Monday, December 7, 2009

The United Nations Climate Change Conference Launched

Historic United Nations climate change conference kicks off in Copenhagen with strong commitment to clinch ambitious climate change deal and unprecedented sense of urgency to act

(Copenhagen, 7 December 2008) The United Nations Climate Change Conference -
Copenhagen, 2009 kicked off today with a strong sense of confidence that countries can seal a comprehensive, ambitious and effective international climate change deal in Demark and with an unprecedented sense of urgency to act on climate change.

The highly anticipated conference marks an historic turning point on how the world confronts climate change, an issue with profound implications for the health and prosperity of all people.

Danish Prime Minister Lars Lokke Rasmussen announced that 110 heads of state and government will attend the conference at its conclusion.
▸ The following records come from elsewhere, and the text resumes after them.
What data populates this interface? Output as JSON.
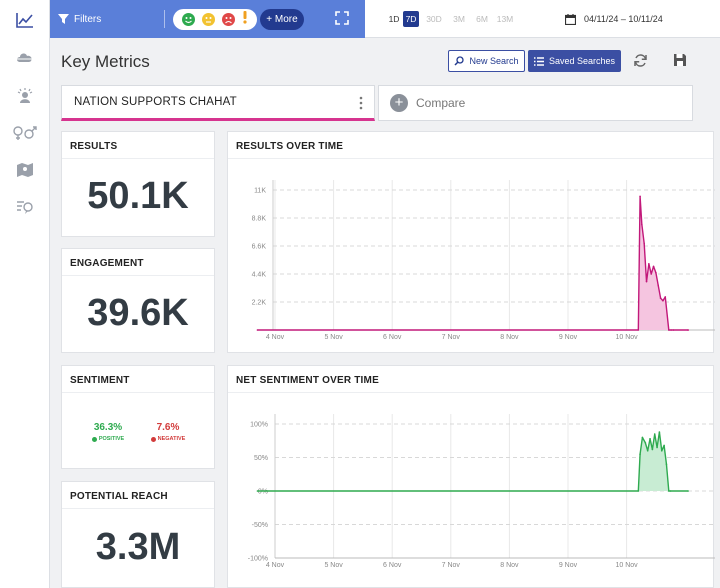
{
  "topbar": {
    "filters_label": "Filters",
    "more_label": "+ More",
    "date_ranges": [
      {
        "label": "1D",
        "enabled": true,
        "active": false
      },
      {
        "label": "7D",
        "enabled": true,
        "active": true
      },
      {
        "label": "30D",
        "enabled": false,
        "active": false
      },
      {
        "label": "3M",
        "enabled": false,
        "active": false
      },
      {
        "label": "6M",
        "enabled": false,
        "active": false
      },
      {
        "label": "13M",
        "enabled": false,
        "active": false
      }
    ],
    "date_range_text": "04/11/24 – 10/11/24"
  },
  "header": {
    "title": "Key Metrics",
    "new_search_label": "New Search",
    "saved_searches_label": "Saved Searches"
  },
  "tabs": {
    "main_search": "NATION SUPPORTS CHAHAT",
    "compare_label": "Compare"
  },
  "cards": {
    "results": {
      "title": "RESULTS",
      "value": "50.1K"
    },
    "engagement": {
      "title": "ENGAGEMENT",
      "value": "39.6K"
    },
    "sentiment": {
      "title": "SENTIMENT",
      "positive_pct": "36.3%",
      "positive_label": "POSITIVE",
      "negative_pct": "7.6%",
      "negative_label": "NEGATIVE"
    },
    "reach": {
      "title": "POTENTIAL REACH",
      "value": "3.3M"
    },
    "results_over_time_title": "RESULTS OVER TIME",
    "net_sentiment_title": "NET SENTIMENT OVER TIME"
  },
  "colors": {
    "accent": "#5a7fd9",
    "navy": "#223a8f",
    "results_line": "#c2187a",
    "results_fill": "#f5c5e0",
    "sentiment_line": "#2eaa4f",
    "sentiment_fill": "#c8ecd3",
    "positive": "#2eaa4f",
    "negative": "#d23b3b"
  },
  "chart_data": [
    {
      "type": "area",
      "title": "RESULTS OVER TIME",
      "x_ticks": [
        "4 Nov",
        "5 Nov",
        "6 Nov",
        "7 Nov",
        "8 Nov",
        "9 Nov",
        "10 Nov"
      ],
      "y_ticks": [
        "2.2K",
        "4.4K",
        "6.6K",
        "8.8K",
        "11K"
      ],
      "ylim": [
        0,
        11000
      ],
      "x": [
        -0.3,
        6.2,
        6.23,
        6.26,
        6.3,
        6.34,
        6.38,
        6.42,
        6.46,
        6.5,
        6.54,
        6.58,
        6.62,
        6.66,
        6.72,
        6.76,
        6.8,
        7.05,
        7.05
      ],
      "values": [
        0,
        0,
        10500,
        8300,
        6800,
        3800,
        5200,
        4400,
        5000,
        4500,
        3500,
        2500,
        2300,
        2600,
        0,
        0,
        0,
        0,
        0
      ]
    },
    {
      "type": "area",
      "title": "NET SENTIMENT OVER TIME",
      "x_ticks": [
        "4 Nov",
        "5 Nov",
        "6 Nov",
        "7 Nov",
        "8 Nov",
        "9 Nov",
        "10 Nov"
      ],
      "y_ticks": [
        "100%",
        "50%",
        "0%",
        "-50%",
        "-100%"
      ],
      "ylim": [
        -100,
        100
      ],
      "x": [
        -0.3,
        6.2,
        6.23,
        6.27,
        6.32,
        6.36,
        6.4,
        6.44,
        6.48,
        6.52,
        6.56,
        6.6,
        6.64,
        6.68,
        6.72,
        6.75,
        7.05
      ],
      "values": [
        0,
        0,
        55,
        80,
        72,
        60,
        78,
        62,
        85,
        65,
        88,
        60,
        68,
        40,
        0,
        0,
        0
      ]
    }
  ]
}
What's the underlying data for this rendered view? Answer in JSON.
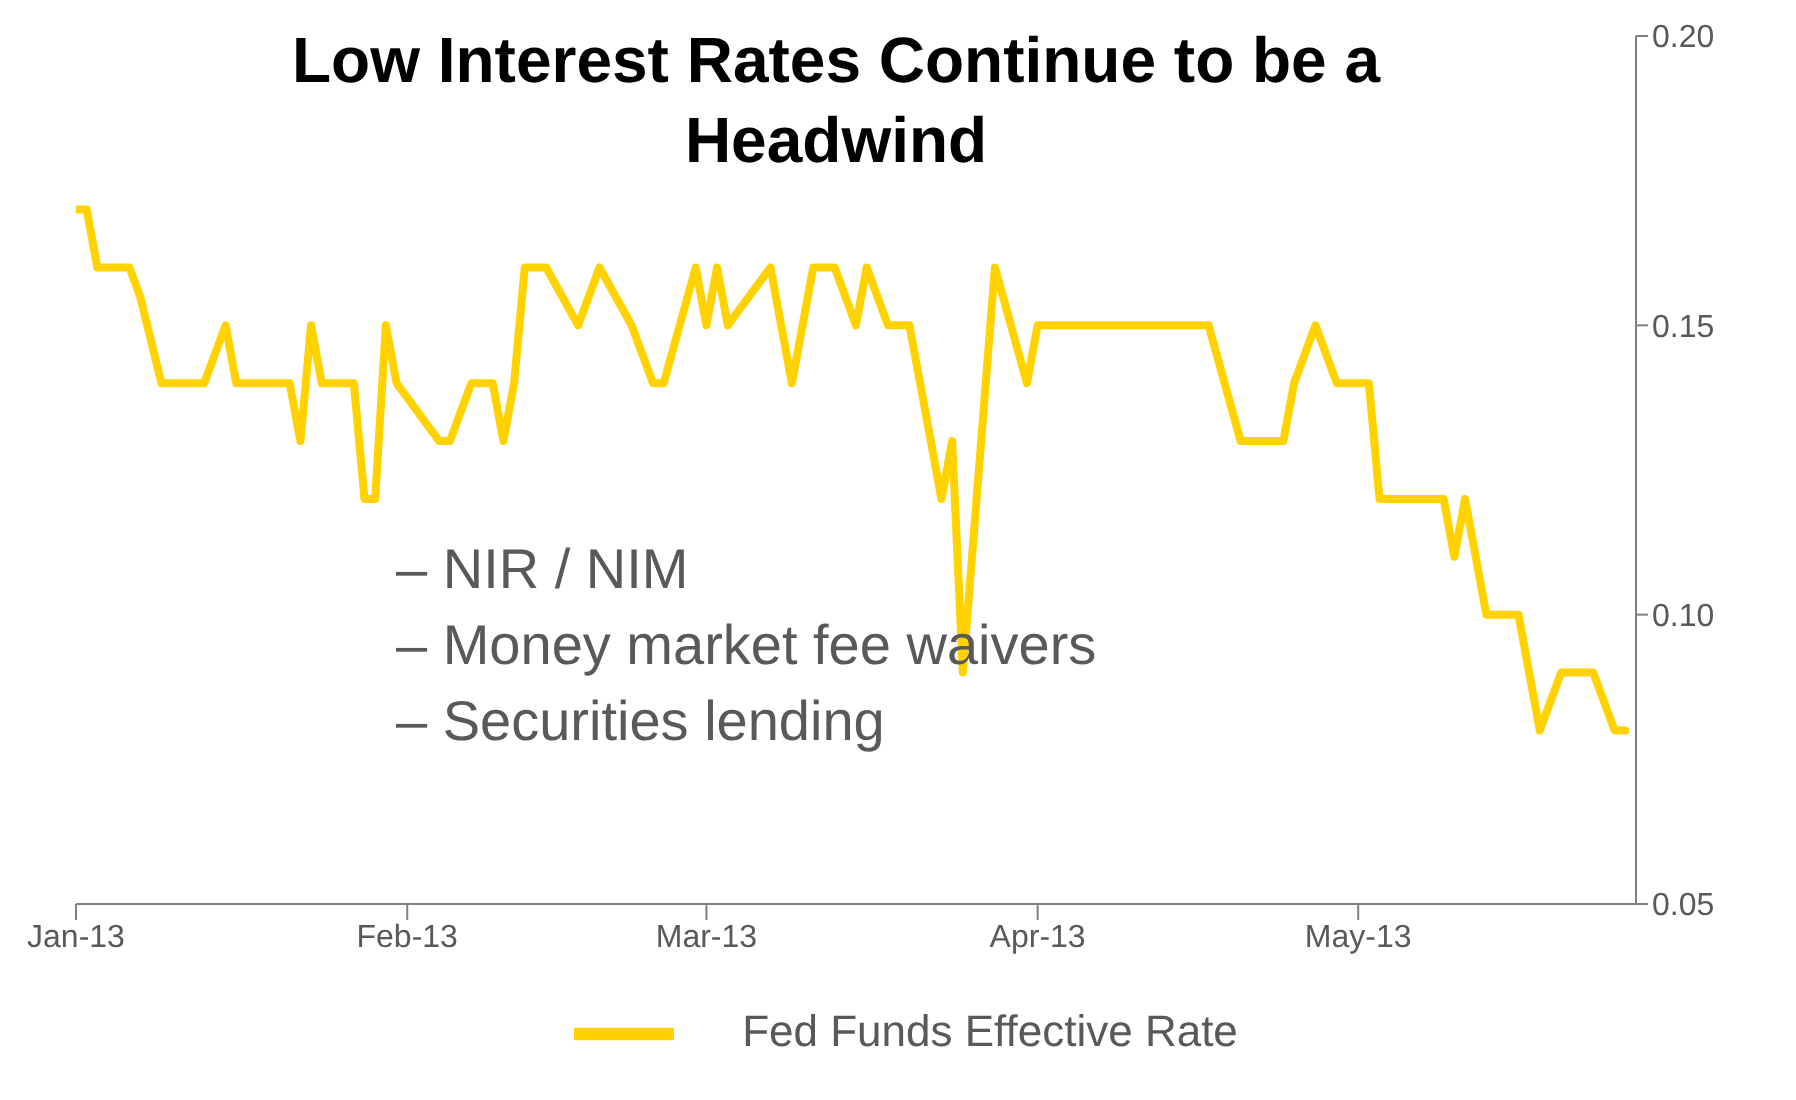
{
  "chart_data": {
    "type": "line",
    "title": "Low Interest Rates Continue to be a Headwind",
    "annotations": [
      "– NIR / NIM",
      "– Money market fee waivers",
      "– Securities lending"
    ],
    "x": [
      "2013-01-01",
      "2013-01-02",
      "2013-01-03",
      "2013-01-05",
      "2013-01-06",
      "2013-01-07",
      "2013-01-09",
      "2013-01-13",
      "2013-01-15",
      "2013-01-16",
      "2013-01-21",
      "2013-01-22",
      "2013-01-23",
      "2013-01-24",
      "2013-01-27",
      "2013-01-28",
      "2013-01-29",
      "2013-01-30",
      "2013-01-31",
      "2013-02-04",
      "2013-02-05",
      "2013-02-07",
      "2013-02-09",
      "2013-02-10",
      "2013-02-11",
      "2013-02-12",
      "2013-02-14",
      "2013-02-17",
      "2013-02-19",
      "2013-02-22",
      "2013-02-24",
      "2013-02-25",
      "2013-02-28",
      "2013-03-01",
      "2013-03-02",
      "2013-03-03",
      "2013-03-07",
      "2013-03-09",
      "2013-03-11",
      "2013-03-13",
      "2013-03-15",
      "2013-03-16",
      "2013-03-18",
      "2013-03-20",
      "2013-03-22",
      "2013-03-23",
      "2013-03-24",
      "2013-03-25",
      "2013-03-28",
      "2013-03-31",
      "2013-04-01",
      "2013-04-02",
      "2013-04-17",
      "2013-04-20",
      "2013-04-24",
      "2013-04-25",
      "2013-04-27",
      "2013-04-29",
      "2013-05-02",
      "2013-05-03",
      "2013-05-09",
      "2013-05-10",
      "2013-05-11",
      "2013-05-13",
      "2013-05-16",
      "2013-05-18",
      "2013-05-20",
      "2013-05-23",
      "2013-05-25",
      "2013-05-26"
    ],
    "series": [
      {
        "name": "Fed Funds Effective Rate",
        "color": "#ffd200",
        "values": [
          0.17,
          0.17,
          0.16,
          0.16,
          0.16,
          0.155,
          0.14,
          0.14,
          0.15,
          0.14,
          0.14,
          0.13,
          0.15,
          0.14,
          0.14,
          0.12,
          0.12,
          0.15,
          0.14,
          0.13,
          0.13,
          0.14,
          0.14,
          0.13,
          0.14,
          0.16,
          0.16,
          0.15,
          0.16,
          0.15,
          0.14,
          0.14,
          0.16,
          0.15,
          0.16,
          0.15,
          0.16,
          0.14,
          0.16,
          0.16,
          0.15,
          0.16,
          0.15,
          0.15,
          0.13,
          0.12,
          0.13,
          0.09,
          0.16,
          0.14,
          0.15,
          0.15,
          0.15,
          0.13,
          0.13,
          0.14,
          0.15,
          0.14,
          0.14,
          0.12,
          0.12,
          0.11,
          0.12,
          0.1,
          0.1,
          0.08,
          0.09,
          0.09,
          0.08,
          0.08
        ]
      }
    ],
    "xlim": [
      "2013-01-01",
      "2013-05-27"
    ],
    "xticks": [
      {
        "value": "2013-01-01",
        "label": "Jan-13"
      },
      {
        "value": "2013-02-01",
        "label": "Feb-13"
      },
      {
        "value": "2013-03-01",
        "label": "Mar-13"
      },
      {
        "value": "2013-04-01",
        "label": "Apr-13"
      },
      {
        "value": "2013-05-01",
        "label": "May-13"
      }
    ],
    "ylim": [
      0.05,
      0.2
    ],
    "yticks": [
      0.05,
      {
        "value": 0.1,
        "label": "0.10"
      },
      0.15,
      {
        "value": 0.2,
        "label": "0.20"
      }
    ],
    "grid": false,
    "legend": "bottom",
    "marker": "none",
    "line_style": "solid"
  }
}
The Prime Minister pointed to the fact that climate change knows no borders. It does not discriminate, it affects us all, he said. And we are here today because we are all committed to take action. That is our common point of departure the magnitude of the challenge before us is to translate this political will into a strong political approach, he added.
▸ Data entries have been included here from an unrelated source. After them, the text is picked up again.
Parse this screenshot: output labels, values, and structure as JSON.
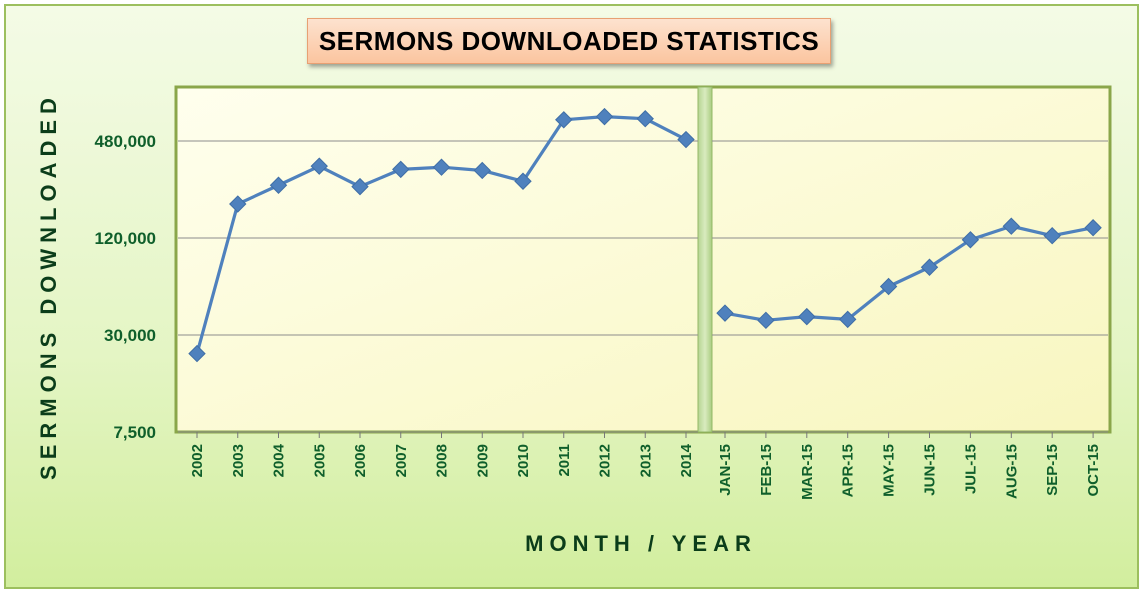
{
  "colors": {
    "series": "#4f81bd",
    "tick_text": "#0f5f2b",
    "axis_title": "#0b3d1a",
    "plot_fill": "#fdfcd0",
    "title_box": "#fbc59f",
    "background": "#e4f5c4"
  },
  "chart_data": {
    "type": "line",
    "title": "SERMONS DOWNLOADED STATISTICS",
    "xlabel": "MONTH / YEAR",
    "ylabel": "SERMONS DOWNLOADED",
    "yscale": "log",
    "yticks": [
      7500,
      30000,
      120000,
      480000
    ],
    "ytick_labels": [
      "7,500",
      "30,000",
      "120,000",
      "480,000"
    ],
    "ylim": [
      7500,
      1000000
    ],
    "grid": true,
    "legend": "none",
    "panels": [
      {
        "categories": [
          "2002",
          "2003",
          "2004",
          "2005",
          "2006",
          "2007",
          "2008",
          "2009",
          "2010",
          "2011",
          "2012",
          "2013",
          "2014"
        ],
        "values": [
          23000,
          195000,
          255000,
          335000,
          250000,
          320000,
          330000,
          315000,
          270000,
          650000,
          680000,
          660000,
          490000
        ]
      },
      {
        "categories": [
          "JAN-15",
          "FEB-15",
          "MAR-15",
          "APR-15",
          "MAY-15",
          "JUN-15",
          "JUL-15",
          "AUG-15",
          "SEP-15",
          "OCT-15"
        ],
        "values": [
          41000,
          37000,
          39000,
          37500,
          60000,
          79000,
          117000,
          142000,
          124000,
          139000
        ]
      }
    ]
  }
}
The two-week meeting, the fifteenth Conference of the 193 Parties to the United Nations Framework Convention on Climate Change (UNFCCC) and the fifth meeting of the 189 Parties to the Kyoto Protocol, is the culmination of a process set in motion in Bali, where Parties to the UNFCCC agreed to conclude negotiations on a new global deal in Denmark in 2009.

The urgency to act was underscored by Dr. Rajendra Pachauri, Chair of the UN Intergovernmental Panel on Climate Change, who told the conference that global emissions would need to peak by 2015 for the world to stay below a two degrees Celsius temperature rise. The costs of responding to climate change will become progressively higher as time goes on, therefore we must take action now, he said.
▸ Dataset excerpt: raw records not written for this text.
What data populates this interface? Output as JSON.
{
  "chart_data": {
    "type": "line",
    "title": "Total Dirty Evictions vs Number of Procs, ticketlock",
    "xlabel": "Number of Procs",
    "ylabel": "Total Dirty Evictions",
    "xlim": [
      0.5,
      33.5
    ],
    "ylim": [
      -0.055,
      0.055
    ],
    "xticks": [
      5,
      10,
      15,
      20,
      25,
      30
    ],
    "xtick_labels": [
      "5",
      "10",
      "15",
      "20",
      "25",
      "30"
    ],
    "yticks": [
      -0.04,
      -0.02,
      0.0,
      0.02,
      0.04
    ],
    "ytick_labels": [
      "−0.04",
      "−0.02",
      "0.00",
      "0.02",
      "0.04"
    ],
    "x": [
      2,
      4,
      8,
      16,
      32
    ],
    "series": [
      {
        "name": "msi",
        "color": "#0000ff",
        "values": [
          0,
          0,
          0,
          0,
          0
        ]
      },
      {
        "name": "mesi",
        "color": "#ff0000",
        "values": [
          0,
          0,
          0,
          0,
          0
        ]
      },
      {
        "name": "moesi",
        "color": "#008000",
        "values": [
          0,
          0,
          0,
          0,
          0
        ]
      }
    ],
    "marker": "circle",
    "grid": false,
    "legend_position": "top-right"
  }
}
We have reached the deadline and there is no going back, said newly elected COP President and Danish COP 15 Minister Connie Hedegaard. Copenhagen will be the city of the three Cs: Cooperation, Commitment and Consensus. Now is the time to capture the moment and conclude a truly ambitious global deal. This is our chance. If we miss this opportunity, we will not get a better one, she said.

UNFCCC Executive Secretary Yvo de Boer said there was unprecedented political momentum for a deal.

World leaders are calling for an agreement that offers serious emission limitation goals and that captures the provision of significant financial and technological support to developing countries, he said. At the same time, Copenhagen will only be a success if it delivers significant and immediate action that begins the day the conference ends.

According to the UNs top climate change official, negotiators must focus on solid and practical proposals that will unleash prompt action on mitigation, adaptation, finance, technology, reducing emissions from deforestation in developing countries and capacity-building.

Yvo de Boer spoke of three layers of action that governments must agree to by the end of the conference: fast and effective implementation of immediate action on climate change; ambitious commitments to cut and limit emissions, including start-up funding and a long-term funding commitment; and a long-term shared vision on a low-emissions future for all.

According to the Intergovernmental Panel on Climate Change, an aggregate emission reduction by industrialised countries of between minus 25% and 40% over 1990 levels would be required by 2020 in order to stave off the worst effects of climate change, with global emissions falling by at least 50% by 2050. Even under this scenario, there would be an only a 50% chance of avoiding the most catastrophic consequences.

Industrialised countries meeting under the Kyoto Protocol need to raise the level of ambition of developed countries with regard to individual targets and the need to make rapid progress on the tools and rules that developed countries can use to reach their targets, such as carbon market mechanisms, land use and land use change and new gases,î said Yvo de Boer.

The UNFCCC working groups starting Monday will have six days to conclude negotiations before the Ministerial High Level Segment starts 16 December. Ministers will then in turn have two days to take any unresolved issues forward before the more than 100 world leaders arrive the evening of 17 December. This means a total of eight negotiating days to prepare a workable package that consists of both immediate and long-term components which leaders can endorse on 18 December.

More than 15,000 participants, including government delegates from 193 Parties to the UNFCCC and representatives from business and industry, environmental organizations and research institutions, are attending the two-week gathering.

UNFCCC Press Office contacts
http://unfccc.int/meetings/cop_15/media/items/5070.php

About the UNFCCC

With 193 Parties, the United Nations Framework Convention on Climate Change (UNFCCC) has near universal membership and is the parent treaty of the 1997 Kyoto Protocol. The Kyoto Protocol has been ratified by 190 of the UNFCCC Parties. Under the Protocol, 37 States, consisting of highly industrialized countries and countries undergoing the process of transition to a market economy, have legally binding emission limitation and reduction commitments. The ultimate objective of both treaties is to stabilize greenhouse gas concentrations in the atmosphere at a level that will prevent dangerous human interference with the climate system.